# Any decent diesel tunes out there GEN 2



## CHEVYCRUZE RS (Mar 29, 2011)

use the search bar, tons of reviews and news update tune upgrades lol but yes I recommend trifecta tunes!


----------



## mr overkill (Dec 1, 2013)

CHEVYCRUZE RS said:


> use the search bar, tons of reviews and news update tune upgrades lol but yes I recommend trifecta tunes!


 Gen 2. Not 1


----------



## CHEVYCRUZE RS (Mar 29, 2011)

mr overkill said:


> Gen 2. Not 1


Ahhh sorry about that didn’t notice


----------



## mr overkill (Dec 1, 2013)

No problem 😊


----------



## Jsjr56 (Feb 2, 2021)

mr overkill said:


> Looking to get the ball rolling for a Tune that's solid out there. Any choices ?any reviews ?
> 
> Thanks again


Bad news racing has the most gains I’ve been seeing next to Vermont tuning I personally give it to bnr cause they do new tunes for new upgrades for free as long as you bought the tunner threw them and I learned you can use they’re tunes and kinda change it around yourself to push out a little more power


----------



## TRIFECTA (Feb 17, 2011)

FWIW, OP seems to have a gen2 diesel. I don’t think bnr or vermont offer product for that application…


----------



## Jsjr56 (Feb 2, 2021)

TRIFECTA said:


> FWIW, OP seems to have a gen2 diesel. I don’t think bnr or vermont offer product for that application…


Bnr does offer for the gen 2 I don’t think the diesel, they also don’t charge for updated which is good


----------



## mr overkill (Dec 1, 2013)

Gen 2 diesel. Hence why it's in the gen 2 diesel section.


----------



## Jsjr56 (Feb 2, 2021)

mr overkill said:


> Gen 2 diesel. Hence why it's in the gen 2 diesel section.

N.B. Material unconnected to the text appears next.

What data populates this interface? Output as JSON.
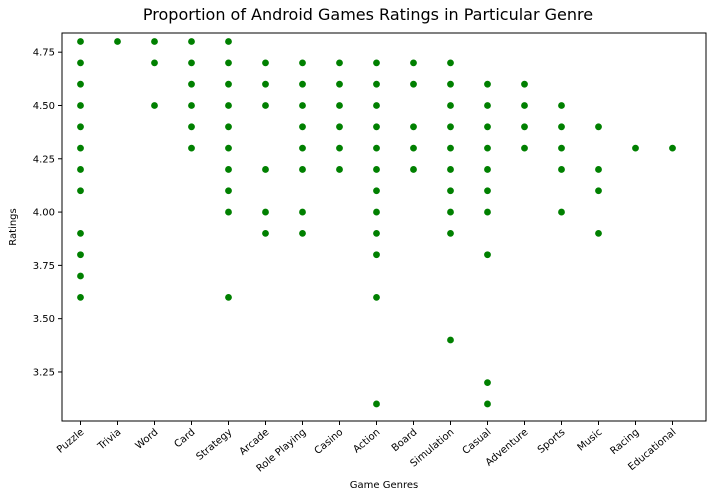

If yours is the 2014 it’s says in your account than they make one for your car I assumed it was a 2014 diesel like it says in your account if not my mistake


----------



## mr overkill (Dec 1, 2013)

Jsjr56 said:


> If yours is the 2014 it’s says in your account than they make one for your car I assumed it was a 2014 diesel like it says in your account if not my mistake


The 14 is the old one I have. 18 now


----------